Friday, December 16, 2011

The fog of Europe


It is fair, I would assert, to ask whether anyone really knows what is going on in "Europe". Certainly, it is very easy to detect the bullshitters who don't have the first idea.

A more than adequate demonstration of that came last night on the Andrew Neil show, when the egregious Portaloo was asked to comment on the fate of the Cameron, eliciting the now standard comment about the prime minister being the first ever to veto an EU treaty.

Last week's episode has at least done that for us – given us a ready guide that enables us to pick out the very few who know what they are talking about, as opposed to the derivative claque, which is spewing out extruded verbal material.

But beyond the soap-opera drama of last week's European Council, there are the real-life issues of the colleagues' counter-measures, and what is happening to the euro in the market. Does anyone really understand the role of the IMF – who is paying what, under what terms, how the money is obtained and how – and to whom – it is dispensed?

Doing a fairly creditable job in trying to work it out is Witterings from Witney on an issue where a lot of bloggers are chary about commenting – understandable, given the complexity.

And it is not only the IMF, but the rest of the alphabet soup of measures, including the EFSF, which dies in 2013, as far as Britain is concerned, only to be replaced by the sinister ESM (European Stability Mechanism), which must be ratified by member states in time to take effect by the time the new treaty comes into effect – or not.
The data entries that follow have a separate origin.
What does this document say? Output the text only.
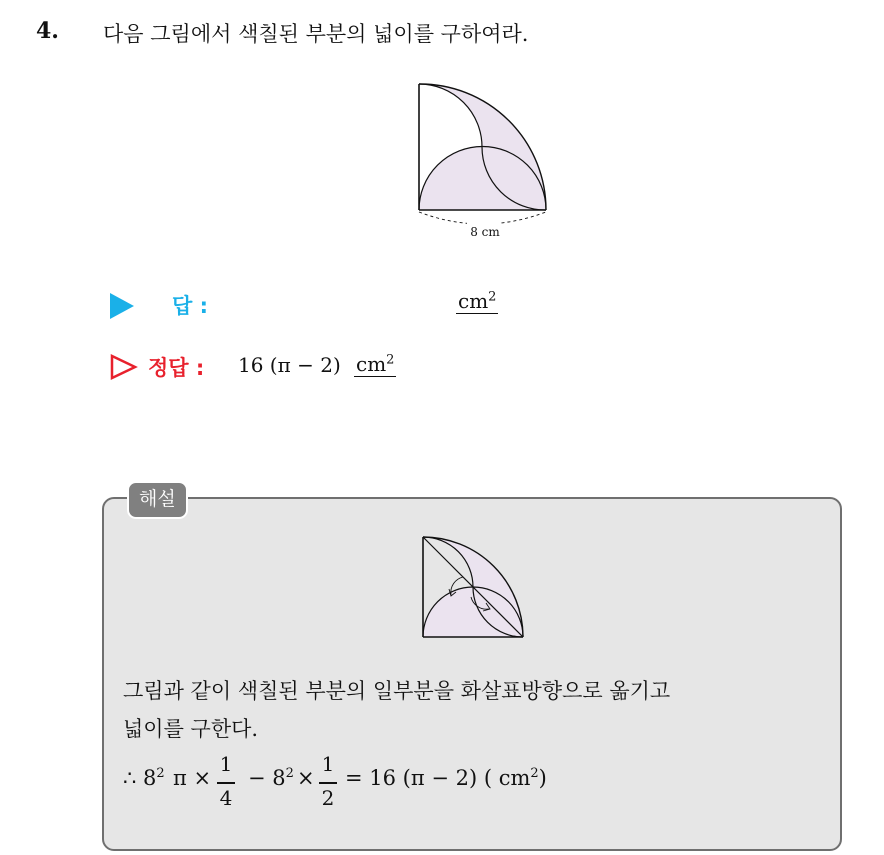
4. 다음 그림에서 색칠된 부분의 넓이를 구하여라.
8 cm
답 :	$cm^2$
정답 : 16 (π − 2) $cm^2$
해설
그림과 같이 색칠된 부분의 일부분을 화살표방향으로 옮기고
넓이를 구한다.
∴ $8^2$ π ×
1
4
− $8^2$ ×
1
2
= 16 (π − 2) ( $cm^2$)
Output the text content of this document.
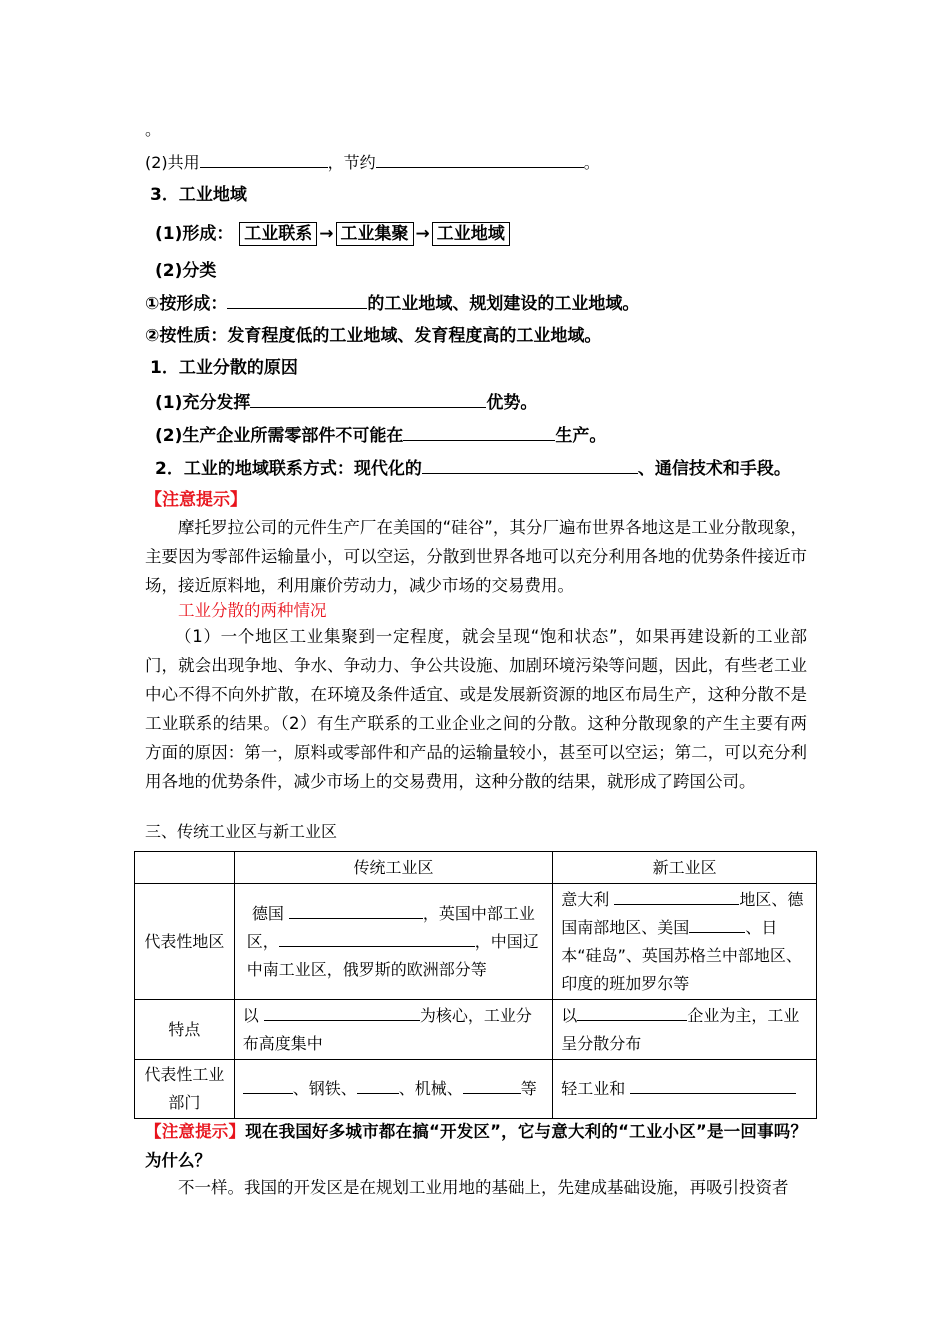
。
(2)共用	，节约	。
3．工业地域
(1)形成： 工业联系 → 工业集聚 → 工业地域
(2)分类
①按形成：	的工业地域、规划建设的工业地域。
②按性质：发育程度低的工业地域、发育程度高的工业地域。
1．工业分散的原因
(1)充分发挥	优势。
(2)生产企业所需零部件不可能在	生产。
2．工业的地域联系方式：现代化的	、通信技术和手段。
【注意提示】
摩托罗拉公司的元件生产厂在美国的“硅谷”，其分厂遍布世界各地这是工业分散现象，主要因为零部件运输量小，可以空运，分散到世界各地可以充分利用各地的优势条件接近市场，接近原料地，利用廉价劳动力，减少市场的交易费用。
工业分散的两种情况
（1）一个地区工业集聚到一定程度，就会呈现“饱和状态”，如果再建设新的工业部门，就会出现争地、争水、争动力、争公共设施、加剧环境污染等问题，因此，有些老工业中心不得不向外扩散，在环境及条件适宜、或是发展新资源的地区布局生产，这种分散不是工业联系的结果。（2）有生产联系的工业企业之间的分散。这种分散现象的产生主要有两方面的原因：第一，原料或零部件和产品的运输量较小，甚至可以空运；第二，可以充分利用各地的优势条件，减少市场上的交易费用，这种分散的结果，就形成了跨国公司。
三、传统工业区与新工业区
	传统工业区	新工业区
代表性地区	德国 ，英国中部工业区， ，中国辽中南工业区，俄罗斯的欧洲部分等	意大利 地区、德国南部地区、美国 、日本“硅岛”、英国苏格兰中部地区、印度的班加罗尔等
特点	以 为核心，工业分布高度集中	以 企业为主，工业呈分散分布
代表性工业部门	、钢铁、 、机械、 等	轻工业和
【注意提示】现在我国好多城市都在搞“开发区”，它与意大利的“工业小区”是一回事吗？为什么？
不一样。我国的开发区是在规划工业用地的基础上，先建成基础设施，再吸引投资者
Murky is an adequate description of the precise status of the treaty bringing this into effect.

Yesterday we than had tales of the pact of 26 unravelling, with inspired leakage from No. 10 telling us that Britain wasn't really on its own, to which was added overnight tales of treachery as the Lib-dims sought – or so it is claimed – to undermine Cameron's position.
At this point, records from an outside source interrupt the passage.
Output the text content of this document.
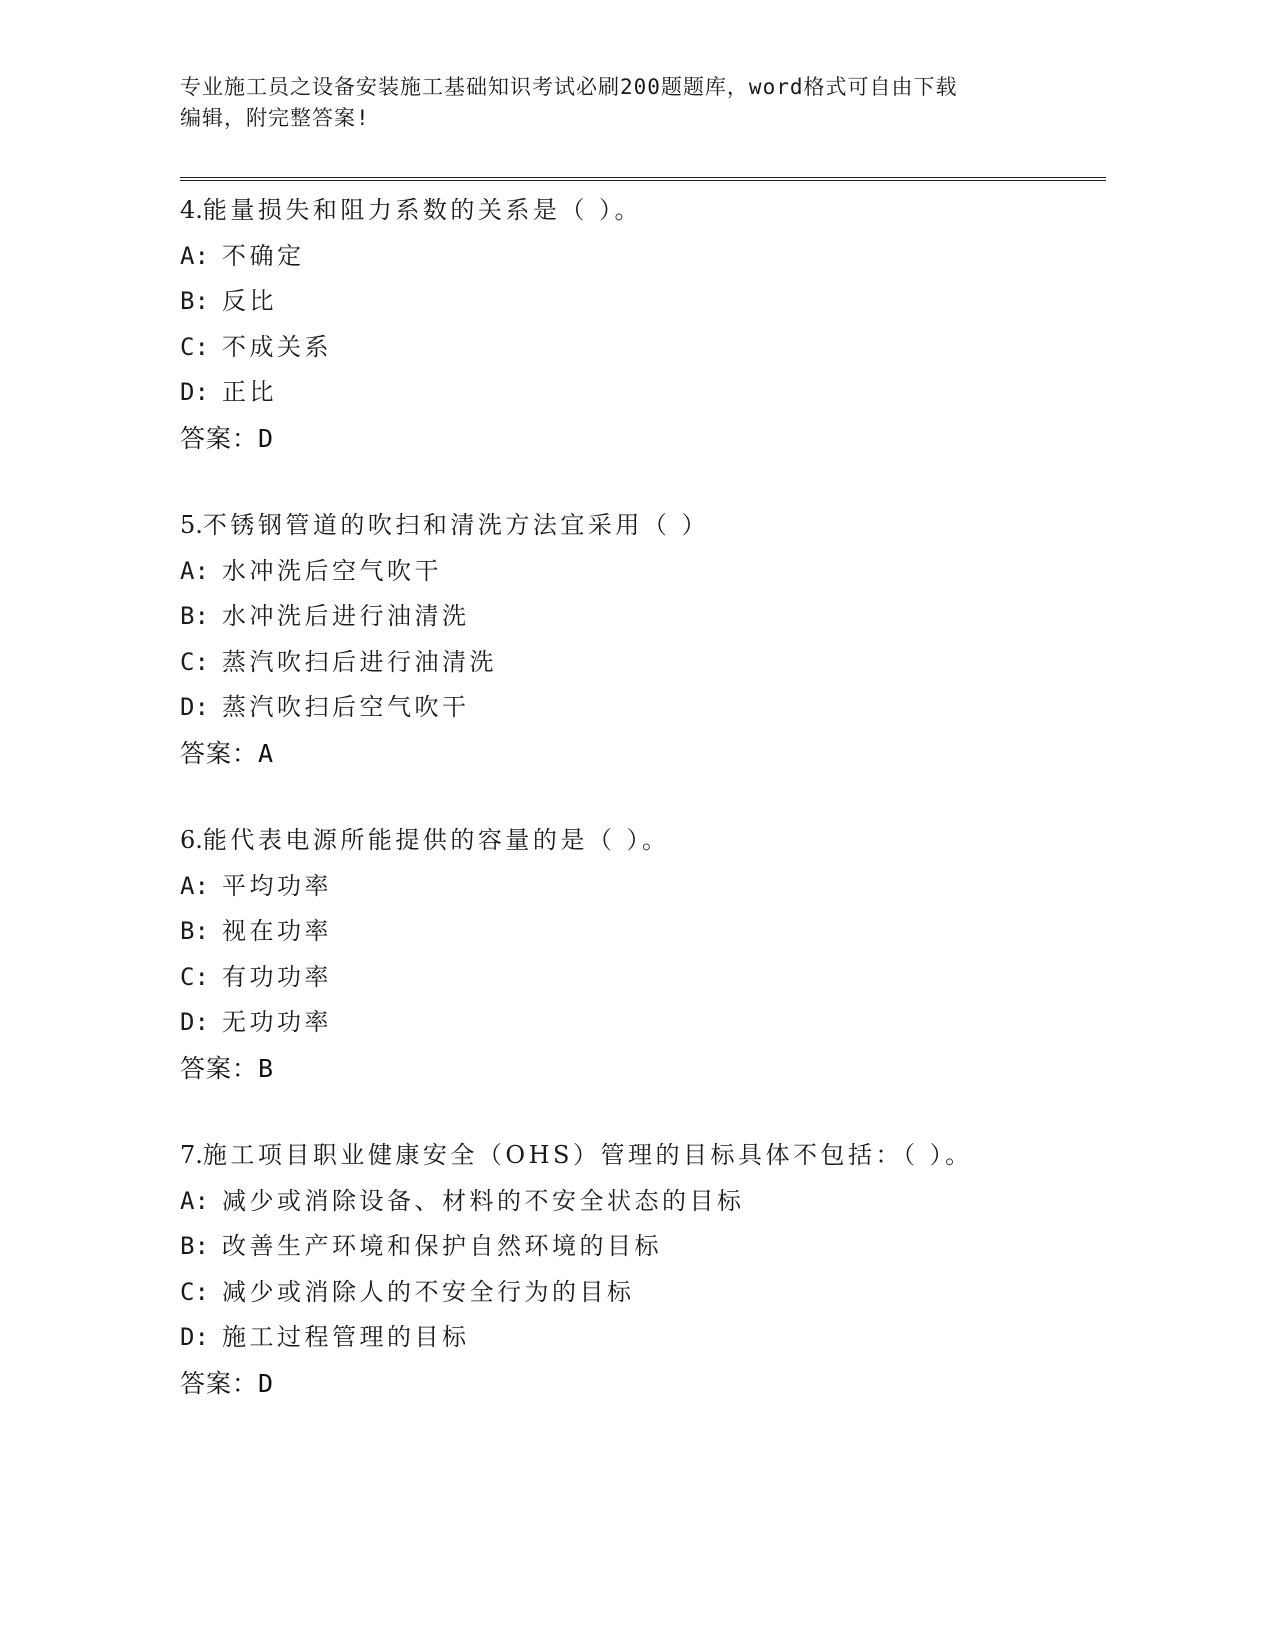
专业施工员之设备安装施工基础知识考试必刷200题题库，word格式可自由下载
编辑，附完整答案!
4.能量损失和阻力系数的关系是（ ）。
A: 不确定
B: 反比
C: 不成关系
D: 正比
答案：D
5.不锈钢管道的吹扫和清洗方法宜采用（ ）
A: 水冲洗后空气吹干
B: 水冲洗后进行油清洗
C: 蒸汽吹扫后进行油清洗
D: 蒸汽吹扫后空气吹干
答案：A
6.能代表电源所能提供的容量的是（ ）。
A: 平均功率
B: 视在功率
C: 有功功率
D: 无功功率
答案：B
7.施工项目职业健康安全（OHS）管理的目标具体不包括：（ ）。
A: 减少或消除设备、材料的不安全状态的目标
B: 改善生产环境和保护自然环境的目标
C: 减少或消除人的不安全行为的目标
D: 施工过程管理的目标
答案：D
But now, apparently offering an olive branch to The Boy, Van Pompuy has invited British officials to join "technical discussions" on new arrangements to govern the eurozone economies.
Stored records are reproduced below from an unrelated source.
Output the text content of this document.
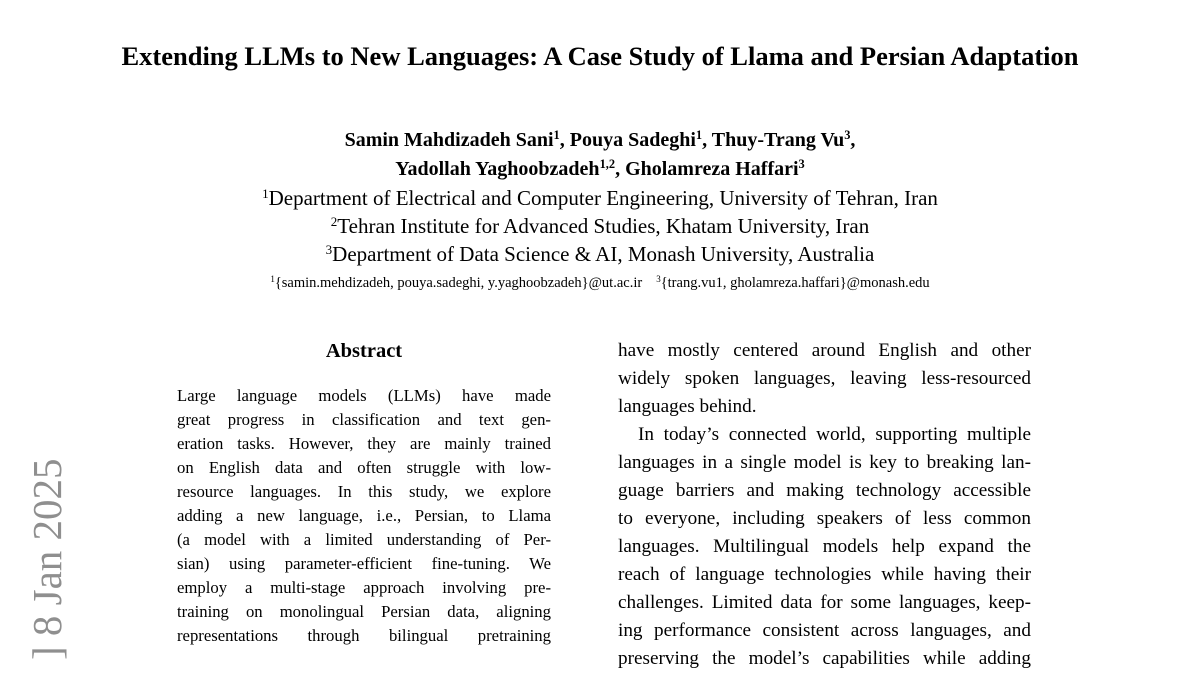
Extending LLMs to New Languages: A Case Study of Llama and Persian Adaptation
Samin Mahdizadeh Sani$^1$, Pouya Sadeghi$^1$, Thuy-Trang Vu$^3$,
Yadollah Yaghoobzadeh$^{1,2}$, Gholamreza Haffari$^3$
$^1$Department of Electrical and Computer Engineering, University of Tehran, Iran
$^2$Tehran Institute for Advanced Studies, Khatam University, Iran
$^3$Department of Data Science & AI, Monash University, Australia
$^1${samin.mehdizadeh, pouya.sadeghi, y.yaghoobzadeh}@ut.ac.ir $^3${trang.vu1, gholamreza.haffari}@monash.edu
Abstract
Large language models (LLMs) have made
great progress in classification and text gen-
eration tasks. However, they are mainly trained
on English data and often struggle with low-
resource languages. In this study, we explore
adding a new language, i.e., Persian, to Llama
(a model with a limited understanding of Per-
sian) using parameter-efficient fine-tuning. We
employ a multi-stage approach involving pre-
training on monolingual Persian data, aligning
representations through bilingual pretraining
have mostly centered around English and other
widely spoken languages, leaving less-resourced
languages behind.
In today’s connected world, supporting multiple
languages in a single model is key to breaking lan-
guage barriers and making technology accessible
to everyone, including speakers of less common
languages. Multilingual models help expand the
reach of language technologies while having their
challenges. Limited data for some languages, keep-
ing performance consistent across languages, and
preserving the model’s capabilities while adding
] 8 Jan 2025
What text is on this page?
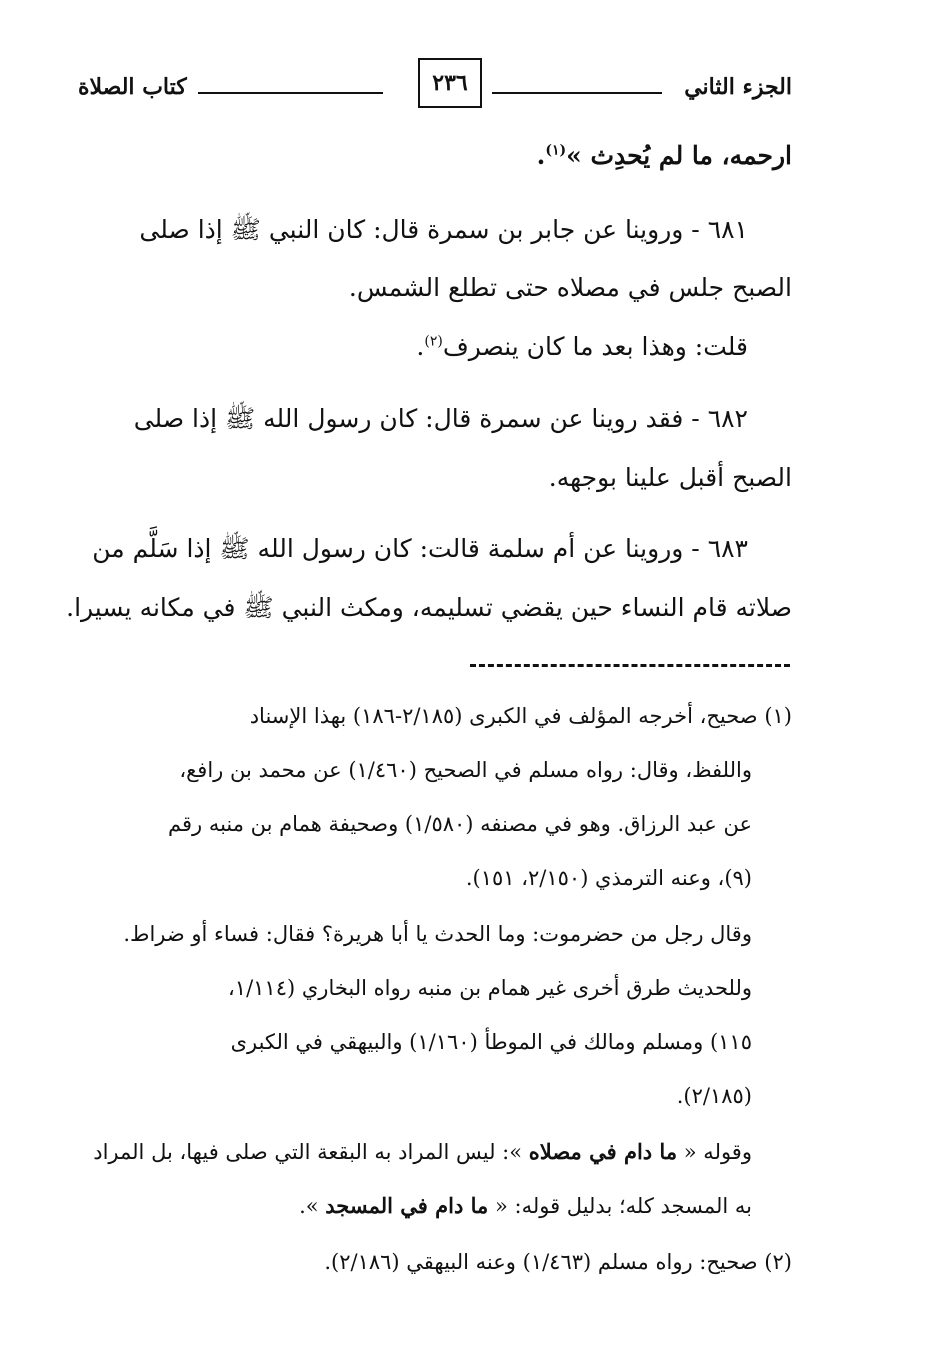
الجزء الثاني
٢٣٦
كتاب الصلاة
ارحمه، ما لم يُحدِث »$^{(١)}$.
٦٨١ - وروينا عن جابر بن سمرة قال: كان النبي ﷺ إذا صلى
الصبح جلس في مصلاه حتى تطلع الشمس.
قلت: وهذا بعد ما كان ينصرف$^{(٢)}$.
٦٨٢ - فقد روينا عن سمرة قال: كان رسول الله ﷺ إذا صلى
الصبح أقبل علينا بوجهه.
٦٨٣ - وروينا عن أم سلمة قالت: كان رسول الله ﷺ إذا سَلَّم من
صلاته قام النساء حين يقضي تسليمه، ومكث النبي ﷺ في مكانه يسيرا.
(١) صحيح، أخرجه المؤلف في الكبرى (٢/١٨٥-١٨٦) بهذا الإسناد
واللفظ، وقال: رواه مسلم في الصحيح (١/٤٦٠) عن محمد بن رافع،
عن عبد الرزاق. وهو في مصنفه (١/٥٨٠) وصحيفة همام بن منبه رقم
(٩)، وعنه الترمذي (٢/١٥٠، ١٥١).
وقال رجل من حضرموت: وما الحدث يا أبا هريرة؟ فقال: فساء أو ضراط.
وللحديث طرق أخرى غير همام بن منبه رواه البخاري (١/١١٤،
١١٥) ومسلم ومالك في الموطأ (١/١٦٠) والبيهقي في الكبرى
(٢/١٨٥).
وقوله « ما دام في مصلاه »: ليس المراد به البقعة التي صلى فيها، بل المراد
به المسجد كله؛ بدليل قوله: « ما دام في المسجد ».
(٢) صحيح: رواه مسلم (١/٤٦٣) وعنه البيهقي (٢/١٨٦).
But then, just to keep everyone on their toes, we have Christine Lagarde, head of the IMF warning that Europe's debt crisis would not be solved by Europe alone. She is calling on all countries to work together to avoid a 1930s-style depression.

Thus, you end up going to ZeroHedge to find out what is actually going on, whence we discover that we're all going to die. But then we knew that anyway, so we're none the wiser.

The next best thing, of course, is the daily dose of Ambrose and he is telling us of a "cunning plan" by the Portuguese Left, who have come up with the idea of simply not paying their debts, thus stuffing the right wing bankers and their political mates.

However, the answer to that, doubtless, is that the IMF and ECB move in and sell off the country, which is what is happening with Greece, much to the chagrin of natives. That seems to put the dampers on that for a plan, which again leaves us not much further forward.

Perhaps, when you think about it, Cameron was right to create his own private fantasy and sell it to the nation, on the basis that the fiction is slightly more credible and a good deal easier to explain than the reality.

Meantime, if anybody does actually know what is going on, I would appreciate a call.